But Ridge’s mortgage company claims its foreclosure suit had nothing to do with property taxes, and that its lawyers simply used the wrong wording. Nutter & Co. vice president James Madison says the company’s actual intention for seeking foreclosure rests on Ridge not insuring her home for several years. He says the company has footed the insurance bill for four to five years. “We are going to refile and list insurance as the reason,” Madson told the American-Statesman.

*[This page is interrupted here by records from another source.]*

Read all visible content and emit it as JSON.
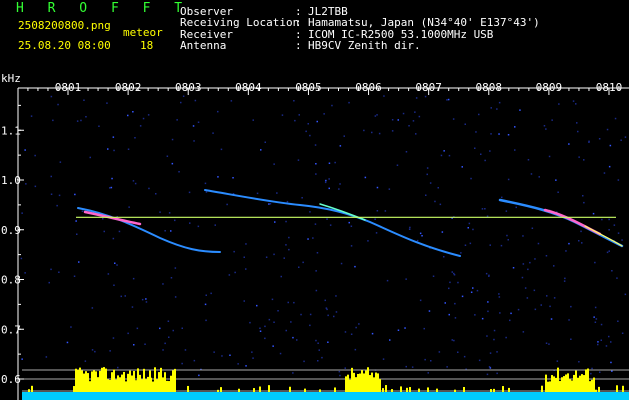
{
  "header": {
    "app_name": "H R O F F T",
    "filename": "2508200800.png",
    "datetime": "25.08.20 08:00",
    "count_label": "meteor",
    "count_value": "18",
    "info": [
      {
        "label": "Observer",
        "value": "JL2TBB"
      },
      {
        "label": "Receiving Location",
        "value": "Hamamatsu, Japan (N34°40' E137°43')"
      },
      {
        "label": "Receiver",
        "value": "ICOM IC-R2500 53.1000MHz USB"
      },
      {
        "label": "Antenna",
        "value": "HB9CV Zenith dir."
      }
    ]
  },
  "chart_data": {
    "type": "heatmap",
    "ylabel": "kHz",
    "time_ticks": [
      "0801",
      "0802",
      "0803",
      "0804",
      "0805",
      "0806",
      "0807",
      "0808",
      "0809",
      "0810"
    ],
    "freq_ticks": [
      "1.1",
      "1.0",
      "0.9",
      "0.8",
      "0.7",
      "0.6"
    ],
    "carrier_khz": 0.925,
    "colors": {
      "background": "#000000",
      "text": "#ffffff",
      "header_accent": "#ffff00",
      "title": "#33ff33",
      "carrier": "#ccff66",
      "activity_bars": "#ffff00",
      "activity_base": "#00ccff"
    }
  }
}
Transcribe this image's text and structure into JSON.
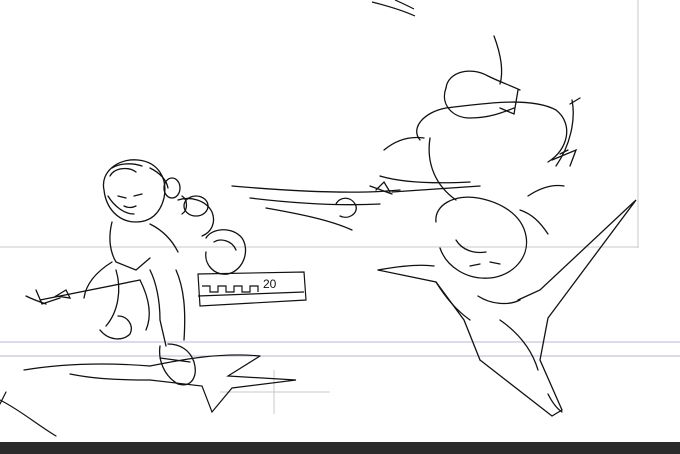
{
  "canvas": {
    "background": "#ffffff",
    "guide_color": "#b9b4d8",
    "frame_color": "#c8c8c8",
    "stroke_color": "#111111"
  },
  "sketch": {
    "badge_number": "20"
  },
  "bottom_bar": {
    "color": "#2b2b2b"
  }
}
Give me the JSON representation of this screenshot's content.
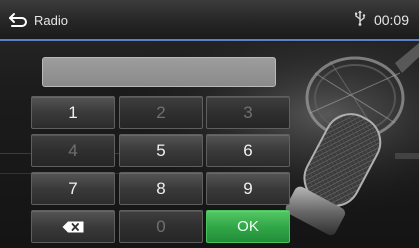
{
  "header": {
    "back_icon": "back-arrow-icon",
    "title": "Radio",
    "usb_icon": "usb-icon",
    "clock": "00:09"
  },
  "display": {
    "value": ""
  },
  "keypad": {
    "keys": [
      {
        "label": "1",
        "enabled": true
      },
      {
        "label": "2",
        "enabled": false
      },
      {
        "label": "3",
        "enabled": false
      },
      {
        "label": "4",
        "enabled": false
      },
      {
        "label": "5",
        "enabled": true
      },
      {
        "label": "6",
        "enabled": true
      },
      {
        "label": "7",
        "enabled": true
      },
      {
        "label": "8",
        "enabled": true
      },
      {
        "label": "9",
        "enabled": true
      },
      {
        "label": "",
        "icon": "backspace-icon",
        "enabled": true
      },
      {
        "label": "0",
        "enabled": false
      },
      {
        "label": "OK",
        "enabled": true
      }
    ]
  },
  "colors": {
    "accent_line": "#5a82c4",
    "ok_green": "#2fa546",
    "disabled_text": "#707070"
  }
}
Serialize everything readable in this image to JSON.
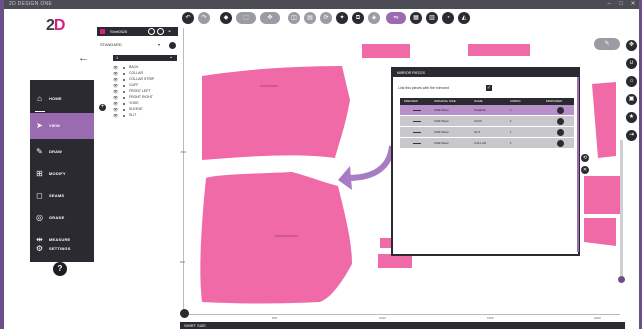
{
  "window": {
    "title": "2D DESIGN ONE",
    "minimize": "–",
    "maximize": "□",
    "close": "✕"
  },
  "logo": {
    "prefix": "2",
    "accent": "D"
  },
  "colors": {
    "accent": "#9b6bb2",
    "piece": "#f06aa8",
    "dark": "#2a2a30",
    "brand": "#d41f83"
  },
  "nav": {
    "items": [
      {
        "label": "HOME",
        "icon": "home-icon"
      },
      {
        "label": "VIEW",
        "icon": "cursor-icon",
        "active": true
      },
      {
        "label": "DRAW",
        "icon": "pencil-icon"
      },
      {
        "label": "MODIFY",
        "icon": "modify-icon"
      },
      {
        "label": "SEAMS",
        "icon": "seams-icon"
      },
      {
        "label": "GRADE",
        "icon": "grade-icon"
      },
      {
        "label": "MEASURE",
        "icon": "measure-icon"
      },
      {
        "label": "SETTINGS",
        "icon": "settings-icon"
      }
    ],
    "help": "?"
  },
  "tree": {
    "title": "Shirt0525",
    "standard": "STANDARD",
    "group": "1",
    "pieces": [
      "BACK",
      "COLLAR",
      "COLLAR STRIP",
      "CUFF",
      "FRONT LEFT",
      "FRONT RIGHT",
      "YOKE",
      "SLEEVE",
      "SLIT"
    ]
  },
  "modal": {
    "title": "MIRROR PIECES",
    "link_label": "Link this pieces with the mirrored",
    "checked": true,
    "columns": [
      "PREVIEW",
      "ORIGINAL SIZE",
      "NAME",
      "FABRIC",
      "MIRRORED"
    ],
    "rows": [
      {
        "size": "SIZE Basic",
        "name": "SLEEVE",
        "fabric": "1"
      },
      {
        "size": "SIZE Basic",
        "name": "CUFF",
        "fabric": "1"
      },
      {
        "size": "SIZE Basic",
        "name": "SLIT",
        "fabric": "1"
      },
      {
        "size": "SIZE Basic",
        "name": "COLLAR",
        "fabric": "1"
      }
    ]
  },
  "rulers": {
    "bottom": [
      "500",
      "1000",
      "1500",
      "2000"
    ],
    "left": [
      "-500",
      "500"
    ]
  },
  "bottom_bar": {
    "label": "SHIRT SIZE"
  }
}
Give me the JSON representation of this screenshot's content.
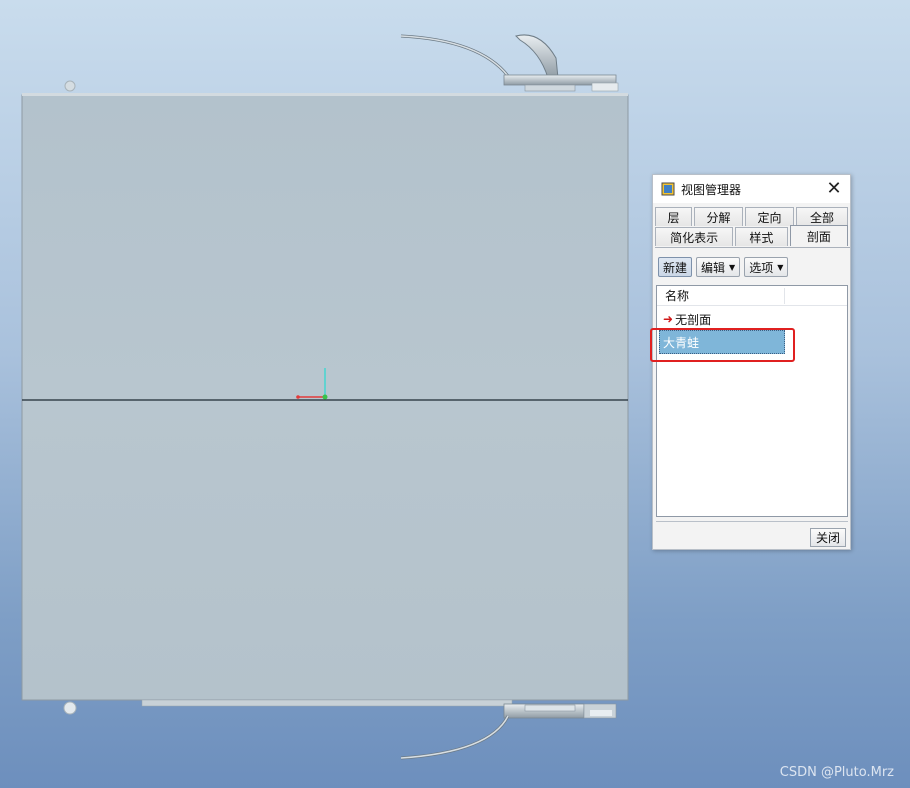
{
  "dialog": {
    "title": "视图管理器",
    "tabs_row1": [
      "层",
      "分解",
      "定向",
      "全部"
    ],
    "tabs_row2": [
      "简化表示",
      "样式",
      "剖面"
    ],
    "active_tab": "剖面",
    "toolbar": {
      "new_label": "新建",
      "edit_label": "编辑",
      "options_label": "选项"
    },
    "list": {
      "header": "名称",
      "items": [
        "无剖面",
        "大青蛙"
      ],
      "selected": "大青蛙"
    },
    "close_label": "关闭"
  },
  "watermark": "CSDN @Pluto.Mrz",
  "colors": {
    "selection": "#7fb6d9",
    "highlight_box": "#e02020",
    "model_face": "#b5c3cd"
  },
  "icons": {
    "title": "view-manager-icon",
    "close": "close-icon",
    "no_section": "red-arrow-icon"
  }
}
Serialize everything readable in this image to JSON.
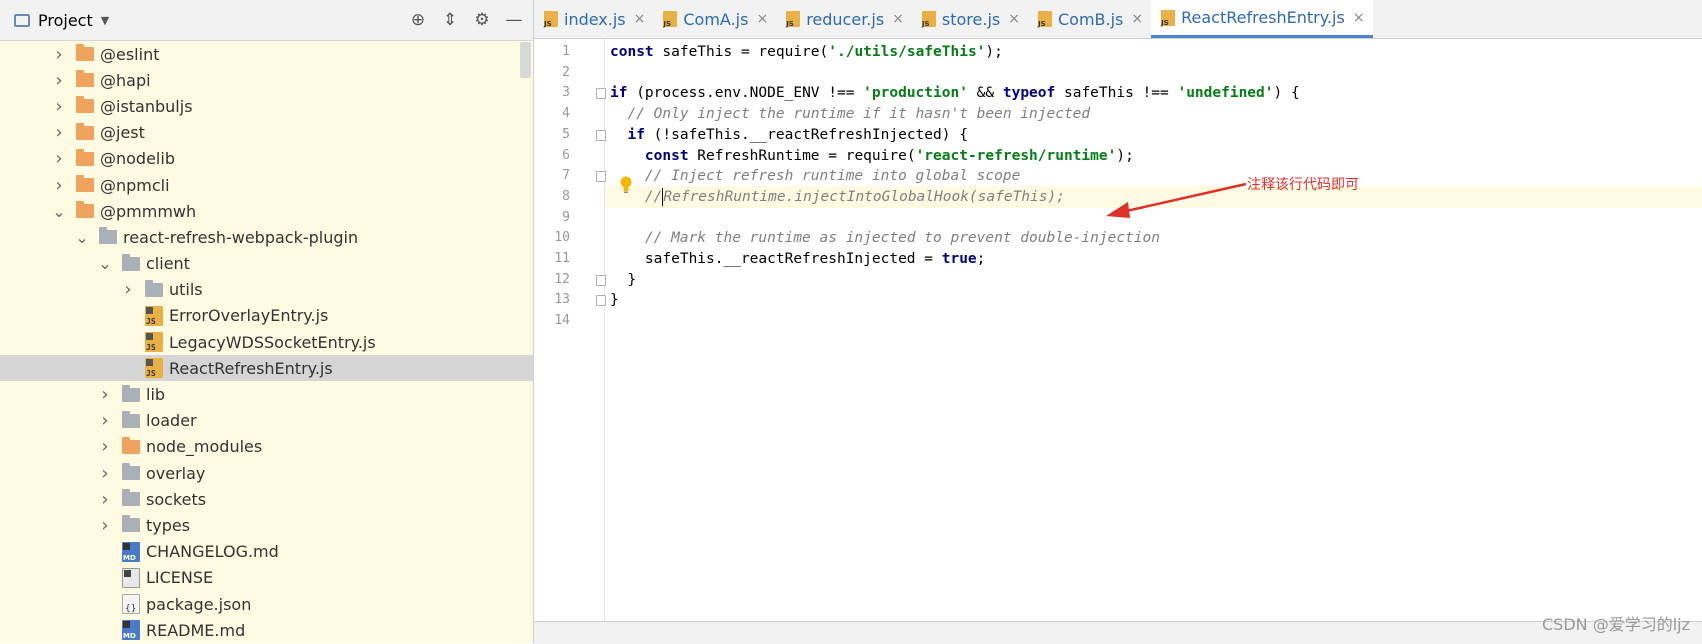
{
  "project_panel": {
    "title": "Project",
    "tree": [
      {
        "label": "@eslint",
        "type": "folder",
        "color": "orange",
        "depth": 2,
        "expanded": false
      },
      {
        "label": "@hapi",
        "type": "folder",
        "color": "orange",
        "depth": 2,
        "expanded": false
      },
      {
        "label": "@istanbuljs",
        "type": "folder",
        "color": "orange",
        "depth": 2,
        "expanded": false
      },
      {
        "label": "@jest",
        "type": "folder",
        "color": "orange",
        "depth": 2,
        "expanded": false
      },
      {
        "label": "@nodelib",
        "type": "folder",
        "color": "orange",
        "depth": 2,
        "expanded": false
      },
      {
        "label": "@npmcli",
        "type": "folder",
        "color": "orange",
        "depth": 2,
        "expanded": false
      },
      {
        "label": "@pmmmwh",
        "type": "folder",
        "color": "orange",
        "depth": 2,
        "expanded": true
      },
      {
        "label": "react-refresh-webpack-plugin",
        "type": "folder",
        "color": "gray",
        "depth": 3,
        "expanded": true
      },
      {
        "label": "client",
        "type": "folder",
        "color": "gray",
        "depth": 4,
        "expanded": true
      },
      {
        "label": "utils",
        "type": "folder",
        "color": "gray",
        "depth": 5,
        "expanded": false
      },
      {
        "label": "ErrorOverlayEntry.js",
        "type": "js",
        "depth": 5
      },
      {
        "label": "LegacyWDSSocketEntry.js",
        "type": "js",
        "depth": 5
      },
      {
        "label": "ReactRefreshEntry.js",
        "type": "js",
        "depth": 5,
        "selected": true
      },
      {
        "label": "lib",
        "type": "folder",
        "color": "gray",
        "depth": 4,
        "expanded": false
      },
      {
        "label": "loader",
        "type": "folder",
        "color": "gray",
        "depth": 4,
        "expanded": false
      },
      {
        "label": "node_modules",
        "type": "folder",
        "color": "orange",
        "depth": 4,
        "expanded": false
      },
      {
        "label": "overlay",
        "type": "folder",
        "color": "gray",
        "depth": 4,
        "expanded": false
      },
      {
        "label": "sockets",
        "type": "folder",
        "color": "gray",
        "depth": 4,
        "expanded": false
      },
      {
        "label": "types",
        "type": "folder",
        "color": "gray",
        "depth": 4,
        "expanded": false
      },
      {
        "label": "CHANGELOG.md",
        "type": "md",
        "depth": 4
      },
      {
        "label": "LICENSE",
        "type": "lic",
        "depth": 4
      },
      {
        "label": "package.json",
        "type": "json",
        "depth": 4
      },
      {
        "label": "README.md",
        "type": "md",
        "depth": 4
      }
    ]
  },
  "tabs": [
    {
      "label": "index.js",
      "active": false
    },
    {
      "label": "ComA.js",
      "active": false
    },
    {
      "label": "reducer.js",
      "active": false
    },
    {
      "label": "store.js",
      "active": false
    },
    {
      "label": "ComB.js",
      "active": false
    },
    {
      "label": "ReactRefreshEntry.js",
      "active": true
    }
  ],
  "editor": {
    "line_numbers": [
      "1",
      "2",
      "3",
      "4",
      "5",
      "6",
      "7",
      "8",
      "9",
      "10",
      "11",
      "12",
      "13",
      "14"
    ],
    "lines": [
      [
        {
          "t": "const",
          "c": "kw"
        },
        {
          "t": " safeThis = require("
        },
        {
          "t": "'./utils/safeThis'",
          "c": "str"
        },
        {
          "t": ");"
        }
      ],
      [],
      [
        {
          "t": "if",
          "c": "kw"
        },
        {
          "t": " (process.env.NODE_ENV !== "
        },
        {
          "t": "'production'",
          "c": "str"
        },
        {
          "t": " && "
        },
        {
          "t": "typeof",
          "c": "kw"
        },
        {
          "t": " safeThis !== "
        },
        {
          "t": "'undefined'",
          "c": "str"
        },
        {
          "t": ") {"
        }
      ],
      [
        {
          "t": "  "
        },
        {
          "t": "// Only inject the runtime if it hasn't been injected",
          "c": "cmt"
        }
      ],
      [
        {
          "t": "  "
        },
        {
          "t": "if",
          "c": "kw"
        },
        {
          "t": " (!safeThis.__reactRefreshInjected) {"
        }
      ],
      [
        {
          "t": "    "
        },
        {
          "t": "const",
          "c": "kw"
        },
        {
          "t": " RefreshRuntime = require("
        },
        {
          "t": "'react-refresh/runtime'",
          "c": "str"
        },
        {
          "t": ");"
        }
      ],
      [
        {
          "t": "    "
        },
        {
          "t": "// Inject refresh runtime into global scope",
          "c": "cmt"
        }
      ],
      [
        {
          "t": "    "
        },
        {
          "t": "//",
          "c": "cmt"
        },
        {
          "t": "",
          "caret": true
        },
        {
          "t": "RefreshRuntime.injectIntoGlobalHook(safeThis);",
          "c": "cmt"
        }
      ],
      [],
      [
        {
          "t": "    "
        },
        {
          "t": "// Mark the runtime as injected to prevent double-injection",
          "c": "cmt"
        }
      ],
      [
        {
          "t": "    safeThis.__reactRefreshInjected = "
        },
        {
          "t": "true",
          "c": "kw"
        },
        {
          "t": ";"
        }
      ],
      [
        {
          "t": "  }"
        }
      ],
      [
        {
          "t": "}"
        }
      ],
      []
    ],
    "highlighted_line": 8
  },
  "annotation": {
    "text": "注释该行代码即可",
    "color": "#e0302a"
  },
  "watermark": "CSDN @爱学习的ljz"
}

Hazel says the fact that the company screwed up its original foreclosure suit and now wants to file for different reason doesn’t excuse its actions. She says Nutter & Co., should’ve known better than to serve a partially blind woman with limited reading skills highly technical paperwork without a third party to help guide her. “Miss Ridge didn’t understand the paperwork she signed,” Hazel told the American-Statesman, “They knew that a woman of her education and bad eyesight would not be able to understand the details.”

Ridge approached Nutter & Co. in 2007 for a $39,000 reverse mortgage to make critical repairs to her roof, kitchen and bathroom. She says Nutter & Co. demands more than $66,700, twice the amount she paid in 2007. Madison says his company repeatedly notified Ridge of missed insurance payments, but Hazel says her client doesn’t any notices. A relative tells the American-Statesman Ridge can’t afford the insurance.

According to Courthouse News, the plaintiff “seeks actual and punitive damages, an injunction and declaratory relief for wrongful foreclosure, breach of contract, negligence, real estate fraud, unjust enrichment, attempted conversion and violations of the Unfair Debt Collection Act and Deceptive Trade Practices Act.”